Since 1920, Graf Hall — originally Engineering Hall — has endured as a stalwart of the College of Engineering. Over the decades, its cavernous high bay has housed materials labs, hydraulics labs, and steam and gas engine labs, all served by a 5-ton overhead crane. Using a monstrous, two-story machine nicknamed “the Nutcracker,” researchers brutally tested the strength of construction materials. Offices and smaller labs have occupied Graf’s west end and ground floor, and a radio tower once soared above the roof.
The building was renamed in 1967 to honor the memory of Samuel H. Graf, a faculty member of 45 years who earned five engineering degrees and left an indelible mark on the college. But nearly a century of constant use had taken its toll. By the early 2000s, the venerable building looked tired, and the high bay had devolved into a jumble of research stations and storage.

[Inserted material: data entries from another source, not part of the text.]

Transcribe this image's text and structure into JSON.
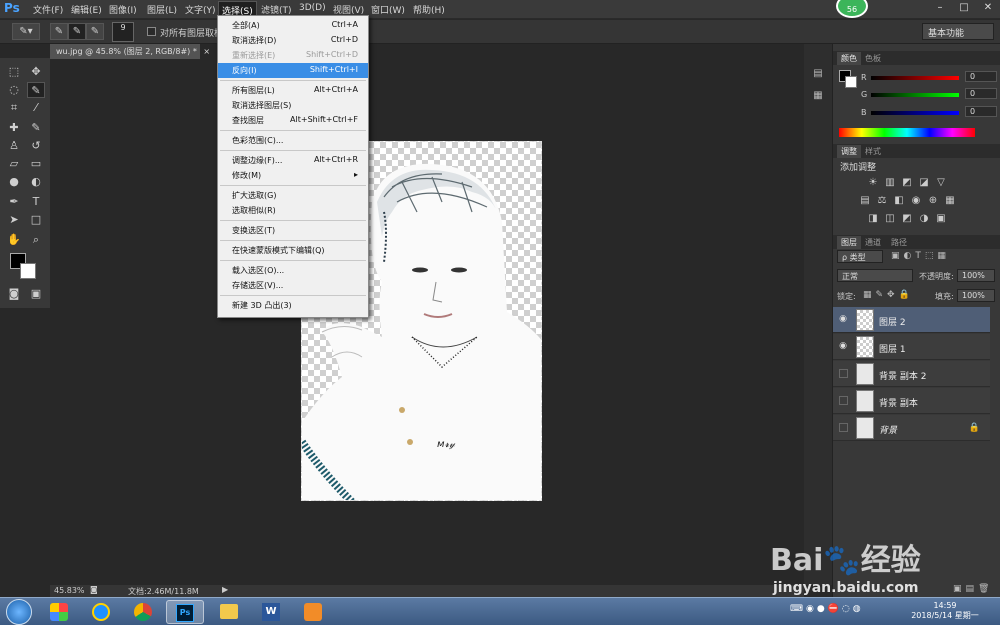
{
  "app": {
    "logo": "Ps"
  },
  "menu": [
    "文件(F)",
    "编辑(E)",
    "图像(I)",
    "图层(L)",
    "文字(Y)",
    "选择(S)",
    "滤镜(T)",
    "3D(D)",
    "视图(V)",
    "窗口(W)",
    "帮助(H)"
  ],
  "active_menu": "选择(S)",
  "badge": "56",
  "options_bar": {
    "brush_size": "9",
    "sample_all_layers": "对所有图层取样",
    "workspace": "基本功能"
  },
  "document": {
    "tab_title": "wu.jpg @ 45.8% (图层 2, RGB/8#) *",
    "close": "×"
  },
  "status": {
    "zoom": "45.83%",
    "doc_size": "文档:2.46M/11.8M"
  },
  "select_menu": [
    {
      "label": "全部(A)",
      "shortcut": "Ctrl+A"
    },
    {
      "label": "取消选择(D)",
      "shortcut": "Ctrl+D"
    },
    {
      "label": "重新选择(E)",
      "shortcut": "Shift+Ctrl+D",
      "disabled": true
    },
    {
      "label": "反向(I)",
      "shortcut": "Shift+Ctrl+I",
      "highlighted": true
    },
    {
      "separator": true
    },
    {
      "label": "所有图层(L)",
      "shortcut": "Alt+Ctrl+A"
    },
    {
      "label": "取消选择图层(S)",
      "shortcut": ""
    },
    {
      "label": "查找图层",
      "shortcut": "Alt+Shift+Ctrl+F"
    },
    {
      "separator": true
    },
    {
      "label": "色彩范围(C)...",
      "shortcut": ""
    },
    {
      "separator": true
    },
    {
      "label": "调整边缘(F)...",
      "shortcut": "Alt+Ctrl+R"
    },
    {
      "label": "修改(M)",
      "shortcut": "▸"
    },
    {
      "separator": true
    },
    {
      "label": "扩大选取(G)",
      "shortcut": ""
    },
    {
      "label": "选取相似(R)",
      "shortcut": ""
    },
    {
      "separator": true
    },
    {
      "label": "变换选区(T)",
      "shortcut": ""
    },
    {
      "separator": true
    },
    {
      "label": "在快速蒙版模式下编辑(Q)",
      "shortcut": ""
    },
    {
      "separator": true
    },
    {
      "label": "载入选区(O)...",
      "shortcut": ""
    },
    {
      "label": "存储选区(V)...",
      "shortcut": ""
    },
    {
      "separator": true
    },
    {
      "label": "新建 3D 凸出(3)",
      "shortcut": ""
    }
  ],
  "color_panel": {
    "tabs": [
      "颜色",
      "色板"
    ],
    "r": {
      "label": "R",
      "value": "0"
    },
    "g": {
      "label": "G",
      "value": "0"
    },
    "b": {
      "label": "B",
      "value": "0"
    }
  },
  "adjust_panel": {
    "tabs": [
      "调整",
      "样式"
    ],
    "title": "添加调整"
  },
  "layers_panel": {
    "tabs": [
      "图层",
      "通道",
      "路径"
    ],
    "filter": "ρ 类型",
    "blend_mode": "正常",
    "opacity_label": "不透明度:",
    "opacity": "100%",
    "lock_label": "锁定:",
    "fill_label": "填充:",
    "fill": "100%",
    "layers": [
      {
        "name": "图层 2",
        "visible": true,
        "selected": true,
        "thumb": "transparent"
      },
      {
        "name": "图层 1",
        "visible": true,
        "selected": false,
        "thumb": "transparent"
      },
      {
        "name": "背景 副本 2",
        "visible": false,
        "selected": false,
        "thumb": "photo"
      },
      {
        "name": "背景 副本",
        "visible": false,
        "selected": false,
        "thumb": "photo"
      },
      {
        "name": "背景",
        "visible": false,
        "selected": false,
        "thumb": "photo",
        "locked": true
      }
    ]
  },
  "taskbar": {
    "time": "14:59",
    "date": "2018/5/14 星期一"
  },
  "watermark": {
    "brand": "Bai🐾经验",
    "url": "jingyan.baidu.com"
  },
  "colors": {
    "accent": "#3a8ee6",
    "menu_bg": "#f0f0f0",
    "panel_bg": "#383838",
    "selected_layer": "#4f5e76"
  }
}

“Graf had become a dreary place,” said Belinda Batten, executive associate dean of the College of Engineering. “Things just got stuck there.”
That all changed in 2015, when the college’s burgeoning robotics program consolidated its dispersed labs and faculty in Graf.
“People couldn’t believe we’d want to move there; it was in rough shape,” said Kagan Tumer, professor of mechanical engineering and director of the Collaborative Robotics and Intelligent Systems Institute. “But the wide-open high bay is exactly what we needed to accommodate our growth and promote the interchange of ideas. Without physical barriers between labs, researchers from different disciplines are more likely to get to know one another. You never know who will help you solve a big problem.”
In preparation for the robotics move-in, Graf underwent a $1 million renovation. The dingy high bay was transformed into a stunning research space. New offices and conference rooms went up on the third floor to serve the quickly expanding faculty ranks. The college continues to seek funds to complete the transformation of Graf Hall into a world-class robotics hub.
“The building still has a kind of warehouse feel, but that’s OK, because it’s become this vibrant place of energy and ideas. Many of our students and faculty could have gone anywhere to do their robotics work, but they chose to come to Oregon State because of our people and our resources, and Graf Hall has become an important part of that mix,” Batten said.
The updated robotics lab had a major impact on Joe Davidson’s decision to join the faculty.
“Labs at other institutions I visited were very compartmentalized, but at Graf, you can’t help but engage with colleagues from different disciplines. You’re just a few steps away,” said Davidson, an assistant professor of robotics, who arrived in September 2018. “People share and combine resources, which promotes collaboration unlike any place I’ve seen.”
The power of that free flow of ideas played out on a Tuesday night last October, when Julie A. Adams, professor of computer science, was in California preparing a Department of Defense-funded robot deployment for the following morning. When Adams encountered coding trouble, she emailed several graduate students from various robotics labs, including doctoral student Seth McCammon from the Robotic Decision Making Laboratory. After some email exchanges, he and a colleague from a different robotics lab met in a Graf conference room to work the problem.
“I had to go grab something from my lab, and I happened to run into another grad student that I knew who was working late,” McCammon said. “I asked him if he was familiar with this obscure coding bug we were dealing with, and he said he was.”
Together — well after midnight — they cobbled together a last-minute patch, which was enough to complete the deployment, according to McCammon.
“Even though we worked in different areas, we knew each other because we run into each other in Graf,” he said. “If our labs were siloed and separated by walls, I doubt I would have known the right people to solve the problem.”